Je ne comprends pas où elle veut en venir. Pourquoi veut-elle compliquer un simple diner ou je lui propose de fumer le calumet de la paix. 


- Tu tiens beaucoup à Lola. 


Je pose la carte. On est dans un cadre somptueux et elle, gâche tout ! Où sont passés ses répliques incendiaires ? Pourquoi ce visage triste. 


Elle inspire fortement, boit son verre d’eau d’un trait et se met à parler :


- Encore aujourd’hui, je rêve de toi. Dans mes rêves tu as toujours tes traits d’ado. Est-ce que tu te rappelles du jour où mon sac à dos est tombé en classe et que tu t’es levé de ton banc qui était loin du mien pour venir ramasser mon sac ? 


De quoi parle t-elle ? 


- Ce jour est resté gravé dans ma mémoire comme le plus beau jour de ma vie. Gabriel Valentine, le mec le plus populaire du lycée qui se lève pour ramasser mon sac en plein cours de français. J’en ai arrêté de respirer pendant les quelques secondes que ça t’a pris pour me le rendre. Et dix ans plus tard, je m’en souviens encore comme si c’était hier alors que toi tu ne sais même pas de quoi je parle. Dix ans plus tard, je rêve encore de toi. 


Ses yeux commencent à se remplir de larmes et je me sens gêné par la tournure des choses. 


- Je … c’est la passé Bénédicte. 

- Oui je sais mais que doit-on faire lorsque notre passé hante notre présent ? 


Je vide à mon tour mon verre d’eau. Comment ose-t-elle revenir à ces moments ! 


- Le passé n’est pas un fantôme pour nous hanter Bénédicte. 

- Mais …

- Non. Hors de question de remuer cette boue alors que mon frère et moi commençons à peine à …  Non. Bénédicte. Hors de question. 


Je me lève et appelle le serveur pour payer d’avance la note avec un généreux pourboire. 

Je voulais fêter notre succès en toute amitié et elle, tente de me reconquérir !


***Bénédicte***


Pourquoi réagit-il comme cela ? J’étais adolescente, folle de lui et un peu idiote sur les bords. Mes copines me disaient : Gabriel s’intéresse à toi mais pour en être sûr, demande lui de te donner de l’argent. Je l’ai fait, imaginant bêtement qu’il penserait à m’offrir un cadeau plutôt que de l’argent. Mais il m’a donné trois cent mille francs.
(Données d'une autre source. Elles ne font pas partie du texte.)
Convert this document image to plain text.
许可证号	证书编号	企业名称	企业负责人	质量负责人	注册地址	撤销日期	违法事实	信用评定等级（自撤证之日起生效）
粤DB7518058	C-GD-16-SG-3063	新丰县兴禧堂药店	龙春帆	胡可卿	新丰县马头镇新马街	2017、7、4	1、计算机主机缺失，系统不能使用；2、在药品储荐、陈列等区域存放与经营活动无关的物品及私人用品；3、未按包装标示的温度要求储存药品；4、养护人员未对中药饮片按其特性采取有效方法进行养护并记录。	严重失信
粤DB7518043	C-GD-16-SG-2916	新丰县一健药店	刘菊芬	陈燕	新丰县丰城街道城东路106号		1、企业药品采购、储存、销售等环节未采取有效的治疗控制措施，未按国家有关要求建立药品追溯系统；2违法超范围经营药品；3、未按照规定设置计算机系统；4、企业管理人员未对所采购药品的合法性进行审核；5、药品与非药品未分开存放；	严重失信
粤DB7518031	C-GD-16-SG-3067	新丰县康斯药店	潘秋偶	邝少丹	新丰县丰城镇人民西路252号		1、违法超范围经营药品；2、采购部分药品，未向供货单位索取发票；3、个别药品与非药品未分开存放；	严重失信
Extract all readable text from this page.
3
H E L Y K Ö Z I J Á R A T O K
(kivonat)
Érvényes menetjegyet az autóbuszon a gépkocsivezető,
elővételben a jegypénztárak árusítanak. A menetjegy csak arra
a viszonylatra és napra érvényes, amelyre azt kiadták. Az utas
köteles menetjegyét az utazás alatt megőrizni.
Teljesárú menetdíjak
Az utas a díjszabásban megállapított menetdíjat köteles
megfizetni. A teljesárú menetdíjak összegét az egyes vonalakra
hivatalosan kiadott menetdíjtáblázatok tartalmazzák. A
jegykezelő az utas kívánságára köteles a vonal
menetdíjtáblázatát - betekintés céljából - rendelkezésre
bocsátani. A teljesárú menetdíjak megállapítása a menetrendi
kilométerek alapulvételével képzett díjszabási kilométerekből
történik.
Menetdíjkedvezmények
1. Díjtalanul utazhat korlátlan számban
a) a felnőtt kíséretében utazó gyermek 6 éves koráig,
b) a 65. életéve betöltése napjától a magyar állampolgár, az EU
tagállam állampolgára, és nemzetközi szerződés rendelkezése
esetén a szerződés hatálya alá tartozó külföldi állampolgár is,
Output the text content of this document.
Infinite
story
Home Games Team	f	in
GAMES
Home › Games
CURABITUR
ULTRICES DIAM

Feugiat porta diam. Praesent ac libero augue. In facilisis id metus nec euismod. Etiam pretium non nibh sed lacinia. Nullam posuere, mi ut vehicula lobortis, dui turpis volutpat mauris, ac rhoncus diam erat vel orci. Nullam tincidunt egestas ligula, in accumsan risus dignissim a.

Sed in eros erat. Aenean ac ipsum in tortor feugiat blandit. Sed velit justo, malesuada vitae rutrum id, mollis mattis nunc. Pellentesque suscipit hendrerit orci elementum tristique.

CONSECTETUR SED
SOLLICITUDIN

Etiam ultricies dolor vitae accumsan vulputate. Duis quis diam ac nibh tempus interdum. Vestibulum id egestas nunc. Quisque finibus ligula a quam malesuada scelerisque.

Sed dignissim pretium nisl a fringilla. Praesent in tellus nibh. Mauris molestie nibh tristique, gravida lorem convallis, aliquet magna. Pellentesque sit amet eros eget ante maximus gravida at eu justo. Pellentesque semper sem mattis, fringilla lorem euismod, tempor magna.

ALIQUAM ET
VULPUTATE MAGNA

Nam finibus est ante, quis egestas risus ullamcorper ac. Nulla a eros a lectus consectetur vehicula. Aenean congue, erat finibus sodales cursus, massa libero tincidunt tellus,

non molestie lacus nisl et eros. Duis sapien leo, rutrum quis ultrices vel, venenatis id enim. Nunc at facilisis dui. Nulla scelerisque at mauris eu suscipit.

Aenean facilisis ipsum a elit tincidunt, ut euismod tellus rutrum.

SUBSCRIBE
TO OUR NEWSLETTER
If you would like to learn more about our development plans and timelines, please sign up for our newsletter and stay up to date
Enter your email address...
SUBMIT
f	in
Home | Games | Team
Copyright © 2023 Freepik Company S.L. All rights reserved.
Je les ai acceptés, plus pour craner auprès de mes amies que pour les dépenser.  Cependant, il a continué avec sa cours de pom-pom Gab comme on les appelait à l’époque, le groupe de filles entièrement dévouées à sa cause et à son bon vouloir ! J’ai vu rouge même si je savais qu’il avait de vrais sentiments pour moi. J’ai vu rouge. A l’adolescence, le plus petit coup de vent se transforme facilement en ouragan dans les cœurs. Son frère est apparu au même moment. Je me suis dit : je vais le rendre jaloux et il devra enfin se décider… La suite a été un vrai désastre. 


J’ai fait une erreur oui, mais il m’en veut encore jusqu’à présent ? 


***Plus tard dans la nuit ***


***Lorelei***


Je dors mal, je me tourne et me retourne dans les draps chauffés par mon corps. Il n’y a qu’un vieux ventilo poussif qui tourne ses vieilles pales comme il peut en grinçant à chaque tour. J’ai chaud et Mickael me manque.


Mon téléphone caché sous mon oreiller vibre bruyamment. Je le retire rapidement de sa cachette et lis le message.


Lui : « insomnie »


Je suis contente et je retiens avec peine un cri de joie. S’il est dans le même état que moi c’est une super bonne chose n’est-ce pas ?


Moi : « Moi aussi »

Lui : « Alors donne moi un baiser »

Moi : « Muack »

Lui : « Trop irréel »


Je ne sais plus quoi écrire. Comment pourrai-je rendre le baiser réel puisqu’il n’est pas là ?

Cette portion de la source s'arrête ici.